The Rankins will tell you…It is truly a privilege to inherit the stewardship of the land, but along with this opportunity comes a great responsibility, and a lot of hard work. Six generations have gratefully accepted this challenge since 1863.
Local Area History
The beautiful little valley, Walker’s Basin, was named for Joseph Reddford Walker who was a pathfinder and scout for General Fremont. Walker came through this area in 1834 when he came down the San Joaquin Valley from Monterey and led his party out of the valley and over the pass which was also named for him…Walker Pass. The first settlers came to Walker’s Basin long before roads came. The trail leading up Walker’s Basin Creek through the Basin and over the mountain pass was the route of the Union Soldiers during the Civil War as they journeyed between Fort Tejon and Fort Independence (near Bishop in northern California).
One of the early day Pony Express routes came through Walker’s Basin. David Smith carried the mail horseback between Visalia and Fort Tejon, also from Caliente to Kernville passing through the Basin. After 1865 a road was established north to Havilah, then the Kern County Seat. In 1867, Wells Fargo Company began service through Kern County, with a stage stop in the Basin. The teamster’s barn, used by the drivers for a change of horses, still stands at Rankin Ranch, and is still in use…now as a hay barn and for equipment storage.

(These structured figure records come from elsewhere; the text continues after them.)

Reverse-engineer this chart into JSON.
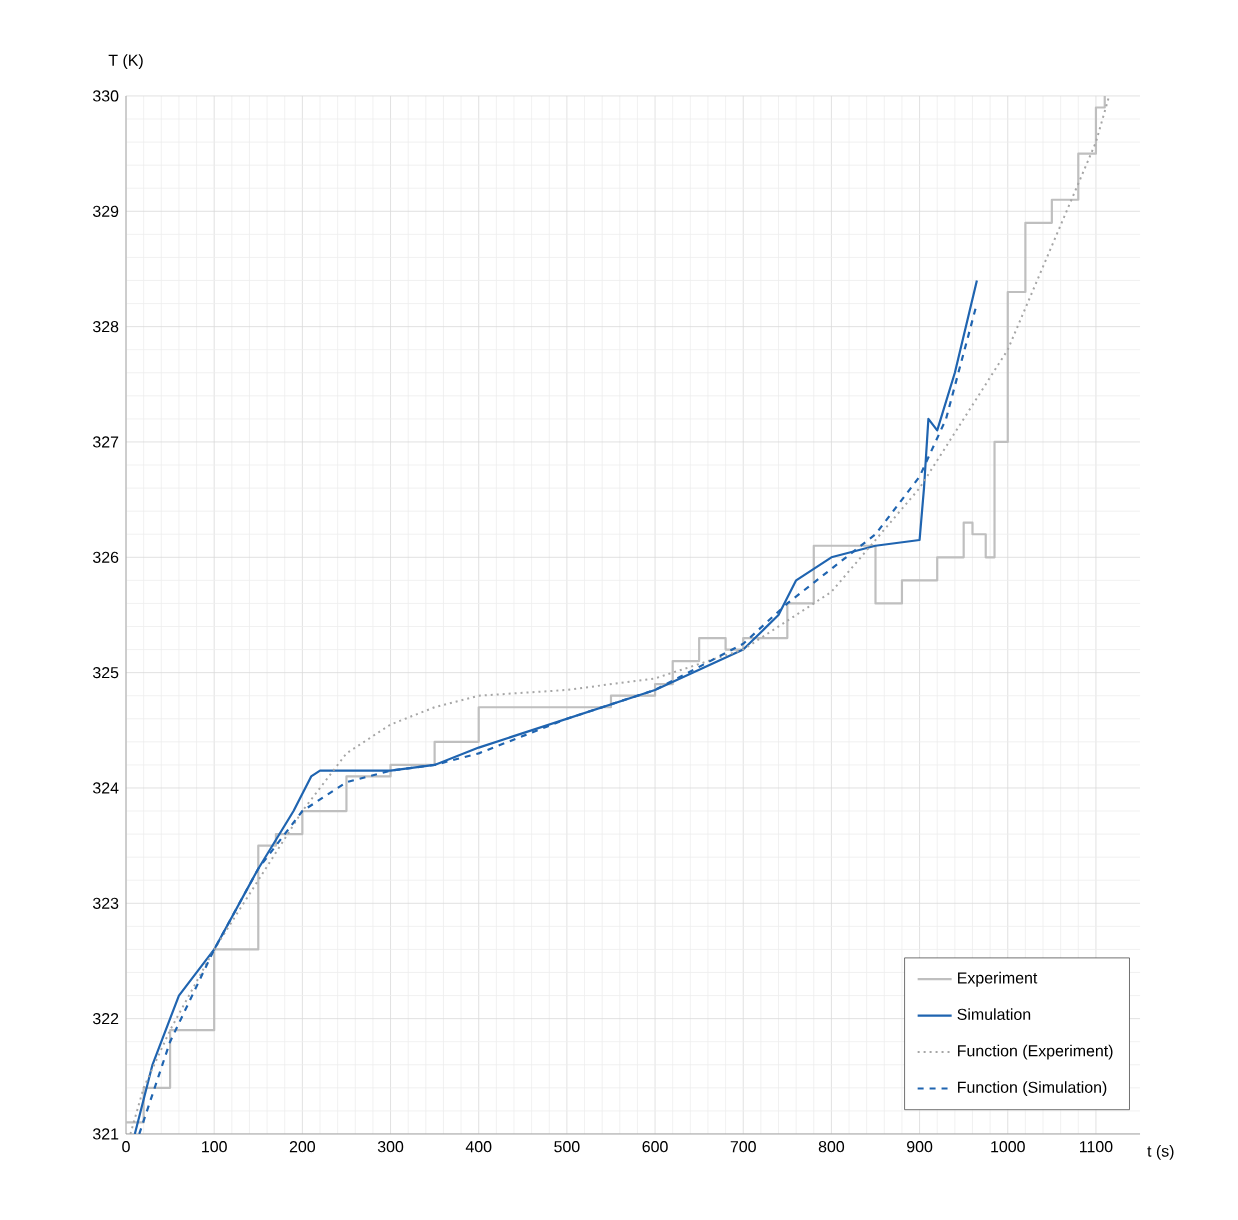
{
  "chart_data": {
    "type": "line",
    "xlabel": "t (s)",
    "ylabel": "T (K)",
    "xlim": [
      0,
      1150
    ],
    "ylim": [
      321,
      330
    ],
    "xticks": [
      0,
      100,
      200,
      300,
      400,
      500,
      600,
      700,
      800,
      900,
      1000,
      1100
    ],
    "yticks": [
      321,
      322,
      323,
      324,
      325,
      326,
      327,
      328,
      329,
      330
    ],
    "grid": true,
    "legend": "bottom right",
    "series": [
      {
        "name": "Experiment",
        "type": "step",
        "color": "#bfbfbf",
        "line_style": "solid",
        "x": [
          0,
          20,
          50,
          100,
          150,
          170,
          200,
          250,
          300,
          350,
          400,
          450,
          500,
          550,
          600,
          620,
          650,
          680,
          700,
          750,
          780,
          820,
          850,
          880,
          920,
          950,
          960,
          975,
          985,
          1000,
          1020,
          1050,
          1080,
          1100,
          1110
        ],
        "values": [
          321.1,
          321.4,
          321.9,
          322.6,
          323.5,
          323.6,
          323.8,
          324.1,
          324.2,
          324.4,
          324.7,
          324.7,
          324.7,
          324.8,
          324.9,
          325.1,
          325.3,
          325.2,
          325.3,
          325.6,
          326.1,
          326.1,
          325.6,
          325.8,
          326.0,
          326.3,
          326.2,
          326.0,
          327.0,
          328.3,
          328.9,
          329.1,
          329.5,
          329.9,
          330.0
        ]
      },
      {
        "name": "Simulation",
        "color": "#1f64b0",
        "line_style": "solid",
        "x": [
          10,
          30,
          60,
          100,
          150,
          190,
          210,
          220,
          300,
          350,
          400,
          500,
          600,
          700,
          740,
          760,
          800,
          850,
          900,
          905,
          910,
          920,
          940,
          965
        ],
        "values": [
          321.0,
          321.6,
          322.2,
          322.6,
          323.3,
          323.8,
          324.1,
          324.15,
          324.15,
          324.2,
          324.35,
          324.6,
          324.85,
          325.2,
          325.5,
          325.8,
          326.0,
          326.1,
          326.15,
          326.6,
          327.2,
          327.1,
          327.6,
          328.4
        ]
      },
      {
        "name": "Function (Experiment)",
        "color": "#a6a6a6",
        "line_style": "dotted",
        "x": [
          5,
          20,
          50,
          100,
          150,
          200,
          250,
          300,
          350,
          400,
          500,
          600,
          700,
          800,
          900,
          1000,
          1100,
          1115
        ],
        "values": [
          321.0,
          321.4,
          321.9,
          322.6,
          323.2,
          323.8,
          324.3,
          324.55,
          324.7,
          324.8,
          324.85,
          324.95,
          325.2,
          325.7,
          326.6,
          327.8,
          329.6,
          330.0
        ]
      },
      {
        "name": "Function (Simulation)",
        "color": "#1f64b0",
        "line_style": "dashed",
        "x": [
          15,
          50,
          100,
          150,
          200,
          250,
          300,
          350,
          400,
          500,
          600,
          700,
          750,
          800,
          850,
          900,
          930,
          965
        ],
        "values": [
          321.0,
          321.8,
          322.6,
          323.3,
          323.8,
          324.05,
          324.15,
          324.2,
          324.3,
          324.6,
          324.85,
          325.25,
          325.6,
          325.9,
          326.2,
          326.7,
          327.2,
          328.2
        ]
      }
    ]
  }
}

A NEWSPAPER QUOTE FROM 1876…From the Bakersfield Gazette, January 8, 1876…Walker’s Basin – This beautiful valley is about nine miles from Havilah on the stage road from Kernville to Caliente. The Basin is both beautiful and rich…a land of hay, deer and cool nights…it remains a cattle paradise…it is about eight or nine miles long, and is covered by…large ranches…The passing stages offer it intelligence of what is passing in the great outer world, without stirring its own quiet life…while here I enjoyed the hospitality of Messers, Walser, Lightner and Rankin. (all cousins)
Over a century has passed since the readers of the Bakersfield Gazette learned of the peaceful little mountain valley of Walker’s Basin. Not much has changed since 1876. It is still a quiet mountain community with large cattle ranches covering the valley floor. The Rankins now have new neighbors on the northern end of the Basin who enjoy living in the country. Our city friends who vacation with us at Rankin Ranch love the serenity and simplicity and our western lifestyle. Even though you’ll no longer see stage coaches, our remote country roads welcome visitors to enjoy “mother nature” at its best. Our guests tell us that the Basin still has the feel of the “old west“and they enjoy the wide open spaces – a cattle paradise – as far as the eye can see. And, of course, the Rankin family tradition of hospitality is alive and well and a “tradition“enjoyed by all – young and old.